Monet Bush is a mother, business owner, and mental health advocate. She is the creator of Earth & Olive, a marketing firm that markets and brands for the wellness world, specializing in companies and organizations that want to make the world a better place. I spoke with her about her career journey and to learn more about how the company builds wellness into its own culture. 

Jess Cording: What is wellness design?

Monet Bush: It’s actually a term that we made up! Wellness design mixes graphic design, marketing—everything that we do at Earth and Olive within the wellness world. We like to make sure that people know what types of clients we’re trying to attract.

Cording: What inspired you to do this work?  

Bush: I started out in corporate design, working with all types of clients, and throughout those opportunities, I got to work with some wellness brands and health-focused organizations. Just seeing how marketing and graphic design could align with people that these brands were trying to help and reach felt so much more fulfilling. Knowing I had the tools to help reach people and align them with products that could actually help them long-term was where that switch came and how I got into the wellness side of things. 

Cording: What is your process like for working with clients?

Bush: We offer full-service branding and upkeep services like social media marketing and brand application. A new branding project always starts with understanding who our client wants to get in front of and aligns with their overall branding ideas. The branding process is collaborative—we join a client’s needs and wants with our knowledge of how they can reach their goals. We help you make sure they’re landing on solid ground with all the tools and hands on deck to keep them moving forward. There is a pre-design phase, a design phase, and a post-production phase. We use our design and marketing knowledge to create solutions that resonate and surge client retention and sales based on merging these outcomes.

Cording: What inspired you to found your own company? 

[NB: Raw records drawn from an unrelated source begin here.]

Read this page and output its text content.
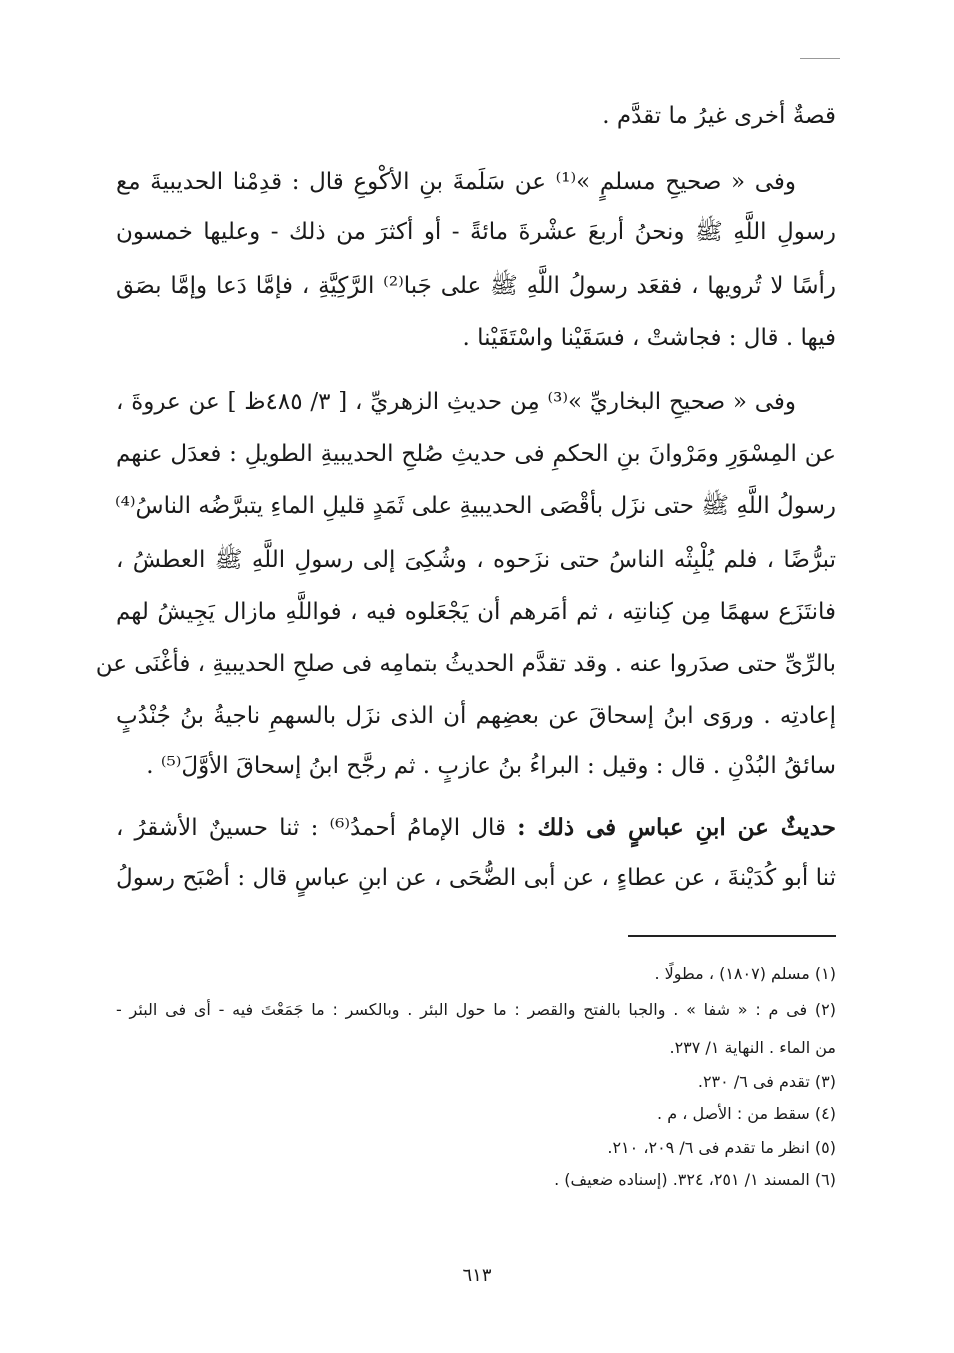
قصةٌ أخرى غيرُ ما تقدَّم .
وفى « صحيحِ مسلمٍ »⁽¹⁾ عن سَلَمةَ بنِ الأكْوعِ قال : قدِمْنا الحديبيةَ مع
رسولِ اللَّهِ ﷺ ونحنُ أربعَ عشْرةَ مائةً - أو أكثرَ من ذلك - وعليها خمسون
رأسًا لا تُرويها ، فقعَد رسولُ اللَّهِ ﷺ على جَبا⁽²⁾ الرَّكِيَّةِ ، فإمَّا دَعا وإمَّا بصَق
فيها . قال : فجاشتْ ، فسَقَيْنا واسْتَقَيْنا .
وفى « صحيحِ البخاريِّ »⁽³⁾ مِن حديثِ الزهريِّ ، [ ٣/ ٤٨٥ظ ] عن عروةَ ،
عن المِسْوَرِ ومَرْوانَ بنِ الحكمِ فى حديثِ صُلحِ الحديبيةِ الطويلِ : فعدَل عنهم
رسولُ اللَّهِ ﷺ حتى نزَل بأقْصَى الحديبيةِ على ثَمَدٍ قليلِ الماءِ يتبرَّضُه الناسُ⁽⁴⁾
تبرُّضًا ، فلم يُلْبِثْه الناسُ حتى نزَحوه ، وشُكِىَ إلى رسولِ اللَّهِ ﷺ العطشُ ،
فانتَزَع سهمًا مِن كِنانتِه ، ثم أمَرهم أن يَجْعَلوه فيه ، فواللَّهِ مازال يَجِيشُ لهم
بالرِّىِّ حتى صدَروا عنه . وقد تقدَّم الحديثُ بتمامِه فى صلحِ الحديبيةِ ، فأغْنَى عن
إعادتِه . وروَى ابنُ إسحاقَ عن بعضِهم أن الذى نزَل بالسهمِ ناجيةُ بنُ جُنْدُبٍ
سائقُ البُدْنِ . قال : وقيل : البراءُ بنُ عازبٍ . ثم رجَّح ابنُ إسحاقَ الأوَّلَ⁽⁵⁾ .
حديثٌ عن ابنِ عباسٍ فى ذلك : قال الإمامُ أحمدُ⁽⁶⁾ : ثنا حسينٌ الأشقرُ ،
ثنا أبو كُدَيْنةَ ، عن عطاءٍ ، عن أبى الضُّحَى ، عن ابنِ عباسٍ قال : أصْبَح رسولُ
(١) مسلم (١٨٠٧) ، مطولًا .
(٢) فى م : « شفا » . والجبا بالفتح والقصر : ما حول البئر . وبالكسر : ما جَمَعْتَ فيه - أى فى البئر -
من الماء . النهاية ١/ ٢٣٧.
(٣) تقدم فى ٦/ ٢٣٠.
(٤) سقط من : الأصل ، م .
(٥) انظر ما تقدم فى ٦/ ٢٠٩، ٢١٠.
(٦) المسند ١/ ٢٥١، ٣٢٤. (إسناده ضعيف) .
٦١٣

Bush: I originally started a company called Modern Monet. I was just taking whatever work I could get to make sure I could support myself on my own so I didn’t fail. I worked on that brand for about seven years and through that, I went on a path to healing, understanding my value and my worth. I also started better understanding the needs of others around me. Like when they’re talking to me and telling me what they want, seeing if our values aligned, right? For me, as I started to choose who I was working with, it always ended up being wellness clients. That’s when I knew I could pivot. We’re not trees—we can move, get up, change, grow. So I did a rebrand and within two years I had surpassed the sales that I made in seven years of working in this space that didn’t align with who I was becoming as I leaned into uncovering my true values, what’s always been in there. So that’s how Earth & Olive was born.

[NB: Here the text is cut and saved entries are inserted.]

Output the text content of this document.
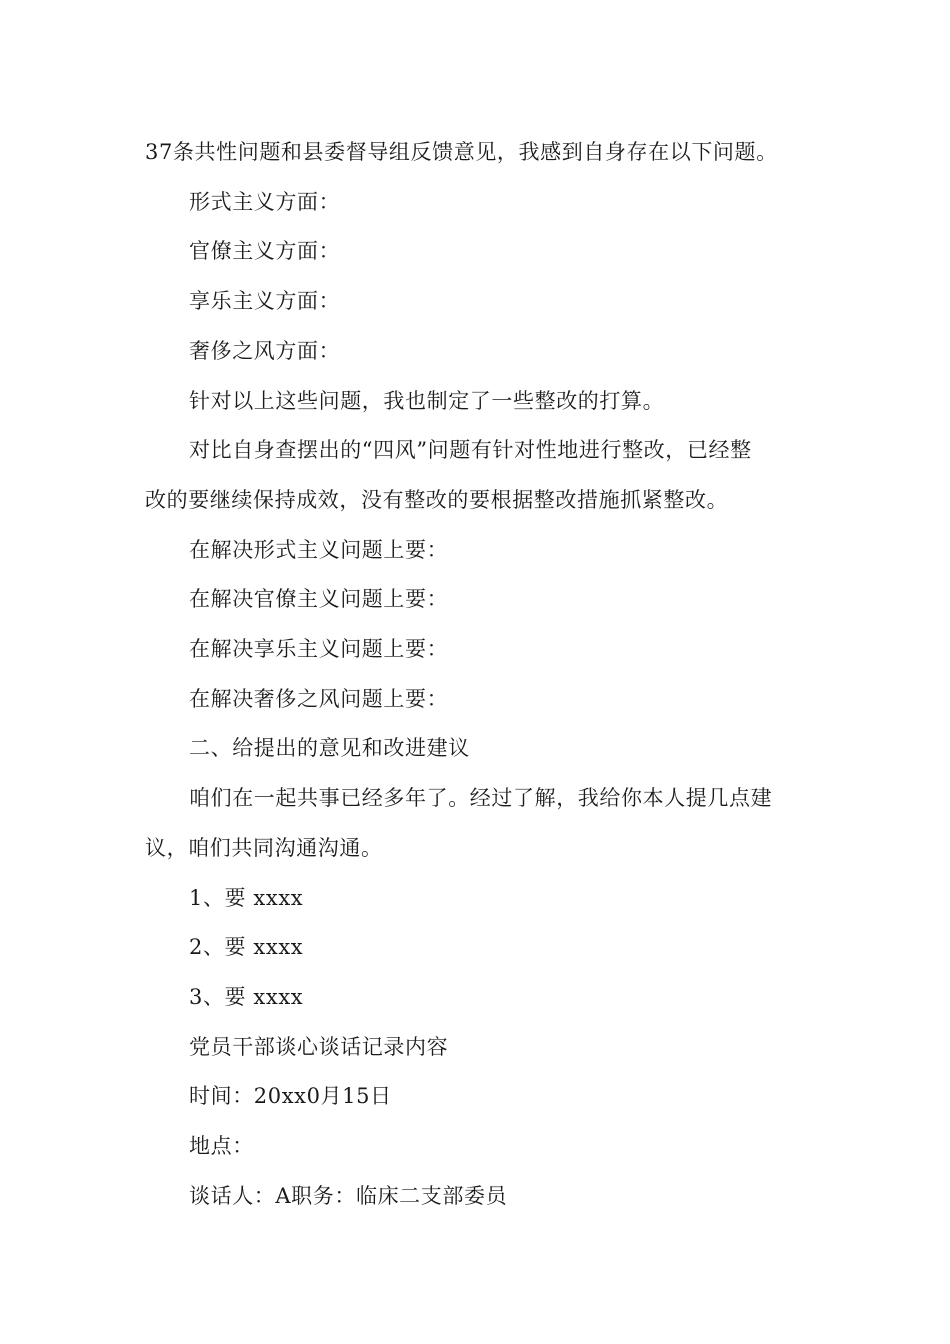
37条共性问题和县委督导组反馈意见，我感到自身存在以下问题。

形式主义方面：

官僚主义方面：

享乐主义方面：

奢侈之风方面：

针对以上这些问题，我也制定了一些整改的打算。

对比自身查摆出的“四风”问题有针对性地进行整改，已经整

改的要继续保持成效，没有整改的要根据整改措施抓紧整改。

在解决形式主义问题上要：

在解决官僚主义问题上要：

在解决享乐主义问题上要：

在解决奢侈之风问题上要：

二、给提出的意见和改进建议

咱们在一起共事已经多年了。经过了解，我给你本人提几点建

议，咱们共同沟通沟通。

1、要 xxxx

2、要 xxxx

3、要 xxxx

党员干部谈心谈话记录内容

时间：20xx0月15日

地点：

谈话人：A职务：临床二支部委员
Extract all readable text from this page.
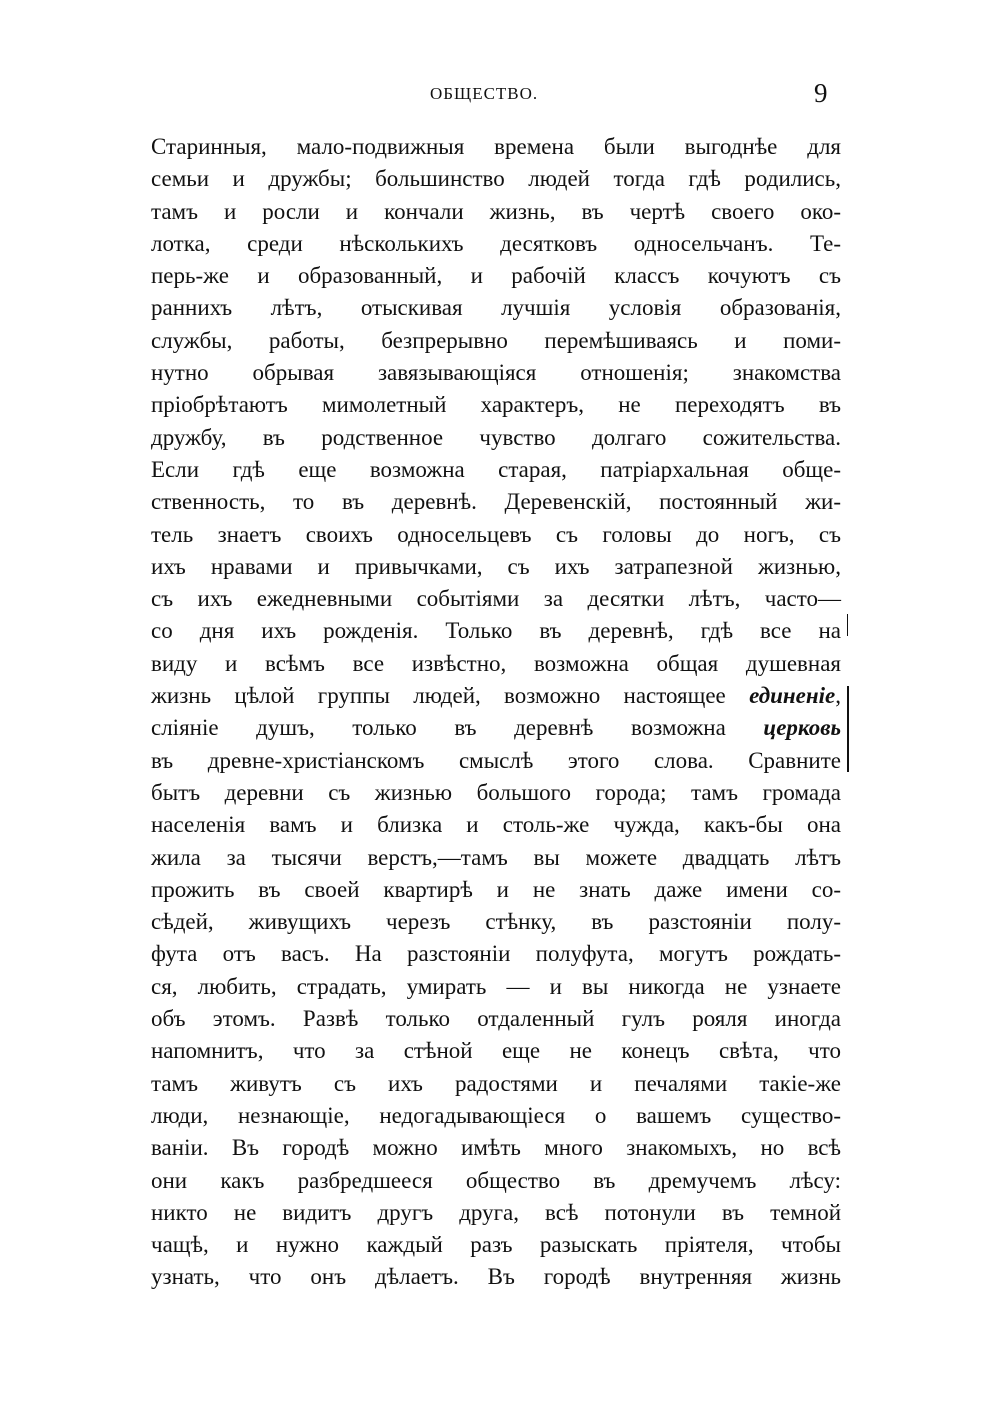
ОБЩЕСТВО.	9
Старинныя, мало-подвижныя времена были выгоднѣе для
семьи и дружбы; большинство людей тогда гдѣ родились,
тамъ и росли и кончали жизнь, въ чертѣ своего око-
лотка, среди нѣсколькихъ десятковъ односельчанъ. Те-
перь-же и образованный, и рабочій классъ кочуютъ съ
раннихъ лѣтъ, отыскивая лучшія условія образованія,
службы, работы, безпрерывно перемѣшиваясь и поми-
нутно обрывая завязывающіяся отношенія; знакомства
пріобрѣтаютъ мимолетный характеръ, не переходятъ въ
дружбу, въ родственное чувство долгаго сожительства.
Если гдѣ еще возможна старая, патріархальная обще-
ственность, то въ деревнѣ. Деревенскій, постоянный жи-
тель знаетъ своихъ односельцевъ съ головы до ногъ, съ
ихъ нравами и привычками, съ ихъ затрапезной жизнью,
съ ихъ ежедневными событіями за десятки лѣтъ, часто—
со дня ихъ рожденія. Только въ деревнѣ, гдѣ все на
виду и всѣмъ все извѣстно, возможна общая душевная
жизнь цѣлой группы людей, возможно настоящее единеніе,
сліяніе душъ, только въ деревнѣ возможна церковь
въ древне-христіанскомъ смыслѣ этого слова. Сравните
бытъ деревни съ жизнью большого города; тамъ громада
населенія вамъ и близка и столь-же чужда, какъ-бы она
жила за тысячи верстъ,—тамъ вы можете двадцать лѣтъ
прожить въ своей квартирѣ и не знать даже имени со-
сѣдей, живущихъ черезъ стѣнку, въ разстояніи полу-
фута отъ васъ. На разстояніи полуфута, могутъ рождать-
ся, любить, страдать, умирать — и вы никогда не узнаете
объ этомъ. Развѣ только отдаленный гулъ рояля иногда
напомнитъ, что за стѣной еще не конецъ свѣта, что
тамъ живутъ съ ихъ радостями и печалями такіе-же
люди, незнающіе, недогадывающіеся о вашемъ существо-
ваніи. Въ городѣ можно имѣть много знакомыхъ, но всѣ
они какъ разбредшееся общество въ дремучемъ лѣсу:
никто не видитъ другъ друга, всѣ потонули въ темной
чащѣ, и нужно каждый разъ разыскать пріятеля, чтобы
узнать, что онъ дѣлаетъ. Въ городѣ внутренняя жизнь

Cording: You also make wellness and self-care part of the company culture. Can you tell us about that? 

Bush: My own mental health requires a lot of pivoting, screening, assessing what I need and doing that so that I can create the best work possible. I was not able to do that when working in spaces where they don’t work like that, which is fine, but I had to realize I didn’t need to fit this mold to be successful. Learning that really helped me define my boundaries. I could say, this doesn’t work for me, so what does? When I wrote those things down, it pointed straight to entrepreneurship, which is not, to say, easy, or that it’s always going to be on your schedule, but you do get a better handle on understanding that you get to build something that is tailored to what your goals are.

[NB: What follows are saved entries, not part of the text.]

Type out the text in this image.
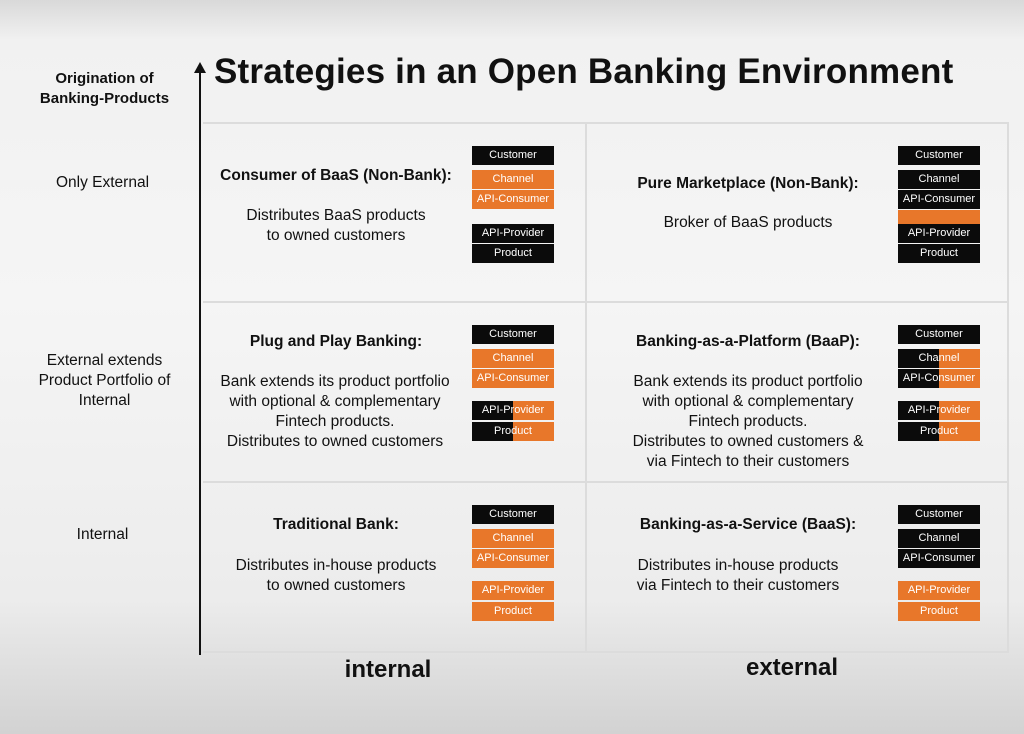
Strategies in an Open Banking Environment
Origination of Banking-Products
Only External
External extends Product Portfolio of Internal
Internal
internal	external
Consumer of BaaS (Non-Bank):
Distributes BaaS products
to owned customers
Customer
Channel
API-Consumer
API-Provider
Product
Pure Marketplace (Non-Bank):
Broker of BaaS products
Customer
Channel
API-Consumer
API-Provider
Product
Plug and Play Banking:
Bank extends its product portfolio
with optional & complementary
Fintech products.
Distributes to owned customers
Customer
Channel
API-Consumer
API-Provider
Product
Banking-as-a-Platform (BaaP):
Bank extends its product portfolio
with optional & complementary
Fintech products.
Distributes to owned customers &
via Fintech to their customers
Customer
Channel
API-Consumer
API-Provider
Product
Traditional Bank:
Distributes in-house products
to owned customers
Customer
Channel
API-Consumer
API-Provider
Product
Banking-as-a-Service (BaaS):
Distributes in-house products
via Fintech to their customers
Customer
Channel
API-Consumer
API-Provider
Product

That was really powerful for me. From growing up in between overseas and the States, I also realized there was this hustle culture here that drives people into the ground. At first I had it drilled into my head that was how to survive here but then realized it’s not for me. Taking mental health days, that’s something huge for my company. Anybody that works with us as a contractor or full-time has unlimited days. We make sure that our work is done, but you don’t have to work in certain time limits, unless there’s a meeting or something like that, and if you do need someone to cover for you, you can do that without us looking sideways. The culture creates a safe environment for someone with mental health issues that are known or unknown.